Andrea Prospero, svolta nelle indagini: un arresto
17 Mar 2025

Svolta nelle indagini sulla morte di Andrea Prospero, il 19enne di Lanciano trovato senza vita in un affittacamere Perugia lo scorso 29 gennaio.

La Procura ha emesso una ordinanza cautelare degli arresti domiciliari a carico di un giovane, un diciottenne residente nella provincia di Roma, con l’accusa di istigazione o aiuto al suicidio.

Durante la conferenza stampa del procuratore capo di Perugia, Raffaele Cantone, ha illustrato il primo tassello dell’indagine che ha portato all’arresto del giovane romano: “Più che istigato, il giovane ai domiciliari, avrebbe aiutato il povero Prospero al suicidio”.

“Questa storia è l’esempio di come si possa incorrere nella trappola virtuale”, racconta la Polizia Postale.

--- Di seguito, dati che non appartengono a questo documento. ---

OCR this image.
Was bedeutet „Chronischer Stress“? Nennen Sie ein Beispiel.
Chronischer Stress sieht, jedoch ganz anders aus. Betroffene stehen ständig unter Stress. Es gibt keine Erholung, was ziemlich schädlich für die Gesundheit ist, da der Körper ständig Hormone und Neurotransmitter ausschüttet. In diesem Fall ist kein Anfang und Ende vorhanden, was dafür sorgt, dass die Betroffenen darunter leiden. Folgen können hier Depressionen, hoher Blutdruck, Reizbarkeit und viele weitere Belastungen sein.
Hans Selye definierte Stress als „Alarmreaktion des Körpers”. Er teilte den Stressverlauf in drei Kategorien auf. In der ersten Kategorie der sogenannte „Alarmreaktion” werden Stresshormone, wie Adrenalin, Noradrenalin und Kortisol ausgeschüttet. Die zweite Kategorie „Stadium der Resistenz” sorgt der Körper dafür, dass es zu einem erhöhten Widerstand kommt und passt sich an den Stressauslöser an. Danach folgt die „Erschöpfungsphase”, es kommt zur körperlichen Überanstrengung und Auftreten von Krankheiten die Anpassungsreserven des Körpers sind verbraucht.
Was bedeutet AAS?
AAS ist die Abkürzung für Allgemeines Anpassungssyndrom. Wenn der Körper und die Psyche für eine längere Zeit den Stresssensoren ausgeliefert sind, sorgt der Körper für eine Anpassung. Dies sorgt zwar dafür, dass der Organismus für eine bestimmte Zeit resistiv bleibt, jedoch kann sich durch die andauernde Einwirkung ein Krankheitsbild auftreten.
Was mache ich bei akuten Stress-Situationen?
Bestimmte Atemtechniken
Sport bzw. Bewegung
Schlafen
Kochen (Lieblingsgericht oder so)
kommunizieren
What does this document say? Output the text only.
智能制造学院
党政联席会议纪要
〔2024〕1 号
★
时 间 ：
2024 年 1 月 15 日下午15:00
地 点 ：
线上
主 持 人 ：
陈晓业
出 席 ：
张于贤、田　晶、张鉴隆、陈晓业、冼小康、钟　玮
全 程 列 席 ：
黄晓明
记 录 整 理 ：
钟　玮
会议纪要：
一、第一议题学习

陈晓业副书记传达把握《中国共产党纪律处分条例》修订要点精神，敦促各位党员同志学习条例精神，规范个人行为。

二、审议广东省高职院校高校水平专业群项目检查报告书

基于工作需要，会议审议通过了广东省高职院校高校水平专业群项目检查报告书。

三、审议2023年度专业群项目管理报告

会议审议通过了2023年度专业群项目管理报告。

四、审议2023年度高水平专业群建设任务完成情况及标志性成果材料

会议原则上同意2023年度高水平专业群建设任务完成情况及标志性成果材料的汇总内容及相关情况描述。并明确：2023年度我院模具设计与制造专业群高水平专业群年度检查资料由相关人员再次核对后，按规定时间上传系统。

“Senza il reperimento degli apparati tecnologici di Prospero non sarebbe stato possibile risalire ai fatti.  Questa ‘realtà virtuale’ sembra del tutto incomprensibile come riesca a toccare poi in concreto le persone che non si sarebbero mai incontrati, ma con effetti devastanti, devo fare un plauso alla polizia Postale che ha ricostruito i fatti” ha dichiarato il dottor Petrazzini che ha effettuato le indagini.

Ma non è tutto.

C’è un altro indagato, per cessione di un medicinale di tipo oppiaceo.
“Stamani è stata eseguita una perquisizione in Campania – ha aggiunto Cantone- nei confronti di un giovane che riteniamo essere colui che ha venduto il medicinale. Non risponde dello stesso reato di istigazione o aiuto al suicidio perché lui non era in grado ovviamente di conoscere la ragione per la quale Prospero lo ha utilizzato”.

La famiglia del giovane ha rigettato dall’inizio l’ipotesi suicidaria, convinta che vi sia qualcuno dietro la morte di Andrea.